The effects of basicity and Al₂O₃ content on the microstructure of high-alumina slag were observed, and the proportions of the solid phase in high-alumina slag were determined by Image J software and shown in Figure 16. As the basicity increased from 0.8 to 1.1, the size of solid particles became larger, and the proportion of solid phase in slag increased from 13.86% to 25.41%. This result agrees with the theoretical calculations in Figure 13 and also explains the increase in viscosity with increasing basicity. With higher Al₂O₃ content, a large number of fine solid phases emerged, and the percentage of crystals phase continues to increase, resulting in a more significant effect on viscosity.

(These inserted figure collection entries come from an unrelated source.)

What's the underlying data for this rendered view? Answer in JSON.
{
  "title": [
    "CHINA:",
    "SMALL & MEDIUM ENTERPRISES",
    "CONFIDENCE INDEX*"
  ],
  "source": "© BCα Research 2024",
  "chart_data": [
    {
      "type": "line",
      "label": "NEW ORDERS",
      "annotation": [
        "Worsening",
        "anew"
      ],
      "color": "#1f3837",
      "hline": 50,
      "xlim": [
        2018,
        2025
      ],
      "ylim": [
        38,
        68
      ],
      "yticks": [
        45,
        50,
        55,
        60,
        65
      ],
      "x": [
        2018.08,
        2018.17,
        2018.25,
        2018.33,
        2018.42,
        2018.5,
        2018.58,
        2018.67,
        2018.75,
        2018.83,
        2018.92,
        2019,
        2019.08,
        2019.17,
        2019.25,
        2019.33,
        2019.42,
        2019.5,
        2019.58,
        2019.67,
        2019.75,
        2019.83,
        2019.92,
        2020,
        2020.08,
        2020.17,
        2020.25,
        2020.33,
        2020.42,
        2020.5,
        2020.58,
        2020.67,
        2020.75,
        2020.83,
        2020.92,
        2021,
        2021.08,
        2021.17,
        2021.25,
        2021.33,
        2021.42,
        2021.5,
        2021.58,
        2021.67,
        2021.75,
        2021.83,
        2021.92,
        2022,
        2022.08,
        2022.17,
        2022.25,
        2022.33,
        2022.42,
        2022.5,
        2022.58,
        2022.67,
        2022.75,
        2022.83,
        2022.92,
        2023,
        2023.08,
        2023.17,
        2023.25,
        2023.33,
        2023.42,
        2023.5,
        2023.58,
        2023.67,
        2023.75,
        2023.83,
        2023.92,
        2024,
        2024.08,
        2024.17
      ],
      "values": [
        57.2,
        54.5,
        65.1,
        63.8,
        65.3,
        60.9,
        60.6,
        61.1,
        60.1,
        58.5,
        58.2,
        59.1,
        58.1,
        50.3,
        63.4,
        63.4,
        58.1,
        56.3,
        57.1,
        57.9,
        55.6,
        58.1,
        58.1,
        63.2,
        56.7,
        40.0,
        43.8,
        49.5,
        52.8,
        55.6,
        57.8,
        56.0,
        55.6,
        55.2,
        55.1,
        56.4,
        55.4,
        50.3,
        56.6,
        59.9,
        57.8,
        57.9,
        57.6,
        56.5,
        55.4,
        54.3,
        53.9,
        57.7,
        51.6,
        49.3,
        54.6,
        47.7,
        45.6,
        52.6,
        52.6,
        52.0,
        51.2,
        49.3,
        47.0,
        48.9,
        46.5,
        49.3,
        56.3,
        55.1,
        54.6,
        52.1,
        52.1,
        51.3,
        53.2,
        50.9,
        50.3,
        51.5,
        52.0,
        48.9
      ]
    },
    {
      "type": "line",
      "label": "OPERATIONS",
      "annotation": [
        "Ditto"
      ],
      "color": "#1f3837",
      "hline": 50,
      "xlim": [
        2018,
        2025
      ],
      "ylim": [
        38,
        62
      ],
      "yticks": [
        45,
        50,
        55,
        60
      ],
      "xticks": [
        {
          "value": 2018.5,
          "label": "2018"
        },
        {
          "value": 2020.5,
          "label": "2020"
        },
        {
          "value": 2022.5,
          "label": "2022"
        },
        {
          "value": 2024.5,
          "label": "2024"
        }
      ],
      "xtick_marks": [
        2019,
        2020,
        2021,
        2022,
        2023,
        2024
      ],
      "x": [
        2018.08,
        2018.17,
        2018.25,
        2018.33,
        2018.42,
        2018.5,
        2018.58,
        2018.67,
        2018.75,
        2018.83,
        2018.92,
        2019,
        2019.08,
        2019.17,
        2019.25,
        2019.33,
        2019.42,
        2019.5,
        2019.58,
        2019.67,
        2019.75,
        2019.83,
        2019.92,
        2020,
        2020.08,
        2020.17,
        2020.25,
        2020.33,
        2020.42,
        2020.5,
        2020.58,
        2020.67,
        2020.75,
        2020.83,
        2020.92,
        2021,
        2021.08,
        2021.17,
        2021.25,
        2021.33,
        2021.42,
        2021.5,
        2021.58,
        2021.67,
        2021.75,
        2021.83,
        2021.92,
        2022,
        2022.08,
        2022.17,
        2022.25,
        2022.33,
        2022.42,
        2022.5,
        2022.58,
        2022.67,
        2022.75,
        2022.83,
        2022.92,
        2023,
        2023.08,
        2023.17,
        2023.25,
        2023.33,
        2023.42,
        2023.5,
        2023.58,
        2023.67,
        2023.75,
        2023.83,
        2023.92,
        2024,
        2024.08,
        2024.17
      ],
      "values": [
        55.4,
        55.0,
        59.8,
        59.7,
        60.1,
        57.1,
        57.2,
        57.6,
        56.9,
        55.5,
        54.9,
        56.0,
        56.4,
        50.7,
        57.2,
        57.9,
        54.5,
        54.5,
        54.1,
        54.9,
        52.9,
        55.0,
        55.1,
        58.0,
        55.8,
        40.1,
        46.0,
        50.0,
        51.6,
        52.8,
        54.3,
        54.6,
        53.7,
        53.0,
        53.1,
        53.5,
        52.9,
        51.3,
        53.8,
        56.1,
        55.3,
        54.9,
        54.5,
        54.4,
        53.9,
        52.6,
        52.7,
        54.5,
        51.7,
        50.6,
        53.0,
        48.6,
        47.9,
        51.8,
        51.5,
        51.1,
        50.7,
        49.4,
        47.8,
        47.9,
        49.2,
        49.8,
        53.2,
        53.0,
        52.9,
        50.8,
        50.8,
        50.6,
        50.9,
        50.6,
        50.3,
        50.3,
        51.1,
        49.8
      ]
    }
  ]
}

Briefly, the increases in basicity and Al₂O₃ content caused an ascendance in the melting temperature and viscosity of slags, which are detrimental to reducing energy consumption and metal–slag separation. In addition, The Al₂O₃ content has a strong influence on the structure of slag. As the Al₂O₃ content increased, the number of aluminum oxide tetrahedra [AlO₄]^5- which formed by the absorption of O^2- by the Al₂O₃ increased, causing the formation of complex compounds with high crystallinity and high melting points, such as spinel. As the Al₂O₃ content increased further, Åkermanite and other mineral phase components that have a greater impact on the slag emerge, making the internal structure more complex and thus forming many non-uniform phases that can easily crystallize out of the solids present in the slag melt, causing the viscosity of the slag to become greater and the fluidity of the slag to become worse.

4. Conclusions

The effects of basicity and Al₂O₃ content on the melting behavior, viscosity, structural property, and crystallization behavior of super-high-alumina (27.61–40 wt%) slag were investigated. At a fixed MgO content of 11.13 wt% and Al₂O₃ content of 27.61 wt%, the melting temperature, viscosity, and crystals phase (spinel and Åkermanite) increased when the basicity increased from 0.8 to 1.1. The viscosity of slag increased by approximately 0.14 Pa·s for every additional CaO/SiO₂ ratio of 0.1 at 1500 °C. The proportion of crystal phase in slag increased from 13.86% to 25.41%. At a fixed MgO content of 11.13 wt% and basicity of 0.9 or 1.1, the melting temperature, viscosity, and crystal phase (spinel and Åkermanite) increased with the increasing Al₂O₃ content from 27.61–40 wt%. The Al₂O₃ content has a strong influence on the slag, When the Al₂O₃ content of slag is fixed at 40 wt%, the measured slag viscosity is high and exceeds 5 Pa·s at 1522 °C, and the proportion of solid phase in slag increased to more than 35%.